In its submission to the Kay Review, the Investment Management Association (IMA) set out evidence that asset managers invest for the long-term.Where concerns about short-termism are valid, they are in relation to the incentives for company boards and sell-side intermediaries.
Commenting, Liz Murrall, Director of Corporate Governance and Reporting at the IMA, said:
"We welcome this opportunity to engage with Professor John Kay and his team on such important issues. We emphasise that the great majority of investors in UK equities manage clients' money in a way that seeks to build value over the long-term.
"Inherently investment managers are agency businesses whose interests are aligned with the companies they invest in and with their clients -ordinary savers and investors. The better companies perform, the better returns are for clients and the better managers are remunerated. There is no incentive for investment managers to over-trade portfolios because the costs would simply reduce performance and revenues."
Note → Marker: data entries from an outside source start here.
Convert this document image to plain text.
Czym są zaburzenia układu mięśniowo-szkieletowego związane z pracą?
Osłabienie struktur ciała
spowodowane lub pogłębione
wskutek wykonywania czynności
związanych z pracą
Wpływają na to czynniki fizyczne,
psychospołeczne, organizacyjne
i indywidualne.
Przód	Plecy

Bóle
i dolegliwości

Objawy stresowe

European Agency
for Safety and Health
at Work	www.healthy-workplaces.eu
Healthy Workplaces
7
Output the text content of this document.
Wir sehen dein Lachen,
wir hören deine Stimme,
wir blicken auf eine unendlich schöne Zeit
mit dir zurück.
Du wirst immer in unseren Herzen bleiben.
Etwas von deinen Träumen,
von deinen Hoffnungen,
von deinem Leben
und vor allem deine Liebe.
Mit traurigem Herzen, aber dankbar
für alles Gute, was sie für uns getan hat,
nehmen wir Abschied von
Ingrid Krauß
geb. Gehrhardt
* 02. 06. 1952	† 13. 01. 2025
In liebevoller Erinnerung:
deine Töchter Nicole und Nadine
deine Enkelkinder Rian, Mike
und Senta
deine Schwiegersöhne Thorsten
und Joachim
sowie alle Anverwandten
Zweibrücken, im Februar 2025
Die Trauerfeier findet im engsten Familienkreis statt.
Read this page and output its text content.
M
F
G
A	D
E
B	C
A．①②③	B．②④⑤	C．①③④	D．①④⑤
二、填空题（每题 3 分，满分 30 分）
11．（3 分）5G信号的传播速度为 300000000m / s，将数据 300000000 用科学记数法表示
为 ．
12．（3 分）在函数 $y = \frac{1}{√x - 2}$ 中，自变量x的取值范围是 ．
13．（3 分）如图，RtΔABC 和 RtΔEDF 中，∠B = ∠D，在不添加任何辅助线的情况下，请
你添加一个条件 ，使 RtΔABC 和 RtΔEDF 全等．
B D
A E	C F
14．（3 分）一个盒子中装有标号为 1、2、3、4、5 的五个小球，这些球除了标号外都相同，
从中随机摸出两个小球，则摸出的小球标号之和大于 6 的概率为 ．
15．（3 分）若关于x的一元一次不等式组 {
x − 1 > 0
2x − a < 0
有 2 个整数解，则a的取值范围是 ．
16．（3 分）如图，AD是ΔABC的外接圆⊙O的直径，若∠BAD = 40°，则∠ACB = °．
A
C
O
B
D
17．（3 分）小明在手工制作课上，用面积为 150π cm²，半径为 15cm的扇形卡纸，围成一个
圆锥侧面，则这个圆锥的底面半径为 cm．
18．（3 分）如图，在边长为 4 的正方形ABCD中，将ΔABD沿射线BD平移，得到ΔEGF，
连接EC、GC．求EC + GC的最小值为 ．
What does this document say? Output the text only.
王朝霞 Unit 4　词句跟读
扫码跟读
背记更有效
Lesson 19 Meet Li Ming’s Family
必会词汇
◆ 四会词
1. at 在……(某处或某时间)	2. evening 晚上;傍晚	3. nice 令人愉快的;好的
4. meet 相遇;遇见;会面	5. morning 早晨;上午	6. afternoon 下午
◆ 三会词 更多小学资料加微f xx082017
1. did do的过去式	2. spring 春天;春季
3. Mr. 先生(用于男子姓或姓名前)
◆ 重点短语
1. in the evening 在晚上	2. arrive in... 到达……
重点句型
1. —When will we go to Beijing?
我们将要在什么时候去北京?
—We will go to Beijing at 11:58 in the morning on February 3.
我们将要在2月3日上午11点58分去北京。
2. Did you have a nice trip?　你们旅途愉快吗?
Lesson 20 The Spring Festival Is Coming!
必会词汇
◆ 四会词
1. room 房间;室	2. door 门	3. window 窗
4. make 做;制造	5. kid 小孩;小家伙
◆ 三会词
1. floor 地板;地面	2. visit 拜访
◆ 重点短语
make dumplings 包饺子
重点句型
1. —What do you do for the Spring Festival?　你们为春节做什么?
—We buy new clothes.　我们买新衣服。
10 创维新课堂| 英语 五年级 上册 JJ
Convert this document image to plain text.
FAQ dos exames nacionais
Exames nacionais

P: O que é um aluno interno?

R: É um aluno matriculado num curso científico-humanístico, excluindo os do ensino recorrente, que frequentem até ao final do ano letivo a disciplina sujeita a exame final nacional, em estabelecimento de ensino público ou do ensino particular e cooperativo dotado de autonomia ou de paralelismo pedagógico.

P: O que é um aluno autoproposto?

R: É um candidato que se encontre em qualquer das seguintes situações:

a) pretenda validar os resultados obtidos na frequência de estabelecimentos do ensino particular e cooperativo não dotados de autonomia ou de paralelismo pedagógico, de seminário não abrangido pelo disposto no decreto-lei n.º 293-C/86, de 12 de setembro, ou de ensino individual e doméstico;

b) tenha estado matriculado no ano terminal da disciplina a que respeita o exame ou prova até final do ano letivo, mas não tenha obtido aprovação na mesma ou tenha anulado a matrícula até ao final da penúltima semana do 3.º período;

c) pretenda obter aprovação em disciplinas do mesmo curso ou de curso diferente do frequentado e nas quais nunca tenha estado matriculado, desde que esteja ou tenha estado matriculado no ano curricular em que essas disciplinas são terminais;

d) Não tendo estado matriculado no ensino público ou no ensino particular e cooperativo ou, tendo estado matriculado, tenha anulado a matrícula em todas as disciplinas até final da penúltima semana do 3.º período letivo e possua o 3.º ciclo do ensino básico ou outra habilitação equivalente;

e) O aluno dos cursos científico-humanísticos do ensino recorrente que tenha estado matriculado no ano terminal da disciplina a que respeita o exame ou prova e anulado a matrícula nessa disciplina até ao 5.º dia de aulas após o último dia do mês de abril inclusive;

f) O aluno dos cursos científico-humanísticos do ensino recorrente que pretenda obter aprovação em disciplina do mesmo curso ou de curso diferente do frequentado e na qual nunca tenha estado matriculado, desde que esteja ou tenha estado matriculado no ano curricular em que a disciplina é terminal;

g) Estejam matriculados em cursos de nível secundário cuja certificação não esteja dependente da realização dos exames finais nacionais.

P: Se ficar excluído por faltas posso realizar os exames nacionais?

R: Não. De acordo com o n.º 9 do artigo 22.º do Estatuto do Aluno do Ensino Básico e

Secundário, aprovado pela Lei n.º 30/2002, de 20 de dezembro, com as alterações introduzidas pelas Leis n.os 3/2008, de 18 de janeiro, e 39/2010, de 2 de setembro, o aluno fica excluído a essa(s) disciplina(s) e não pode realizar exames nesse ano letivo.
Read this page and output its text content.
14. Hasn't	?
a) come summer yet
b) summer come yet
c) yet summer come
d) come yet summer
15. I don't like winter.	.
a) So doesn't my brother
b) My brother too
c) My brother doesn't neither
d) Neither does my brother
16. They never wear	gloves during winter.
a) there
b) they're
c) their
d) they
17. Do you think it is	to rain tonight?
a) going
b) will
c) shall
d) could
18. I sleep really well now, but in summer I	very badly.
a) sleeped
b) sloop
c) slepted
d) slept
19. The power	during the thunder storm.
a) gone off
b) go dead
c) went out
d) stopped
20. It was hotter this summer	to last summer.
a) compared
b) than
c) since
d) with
The IMA's submission raises concerns over the incentives for companies' senior executives and for sell-side intermediaries, urging the Kay Review to consider these issues.
Company board remuneration structures can mean that they are incentivised to maximise share price or earnings in a short timeframe which can come at a cost to long-term value and viability. Also CEOs often have too short a tenure to foster a long-term perspective.
Another concern is that intermediaries in the equity markets are incentivised to encourage behaviour which is not necessarily in the long-term interest of companies. For example, corporate financiers and other advisers are incentivised to encourage the completion of merger and acquisition deals, because they receive a fixed fee upon completion. However, evidence that such deals add long-term value to companies is mixed at best.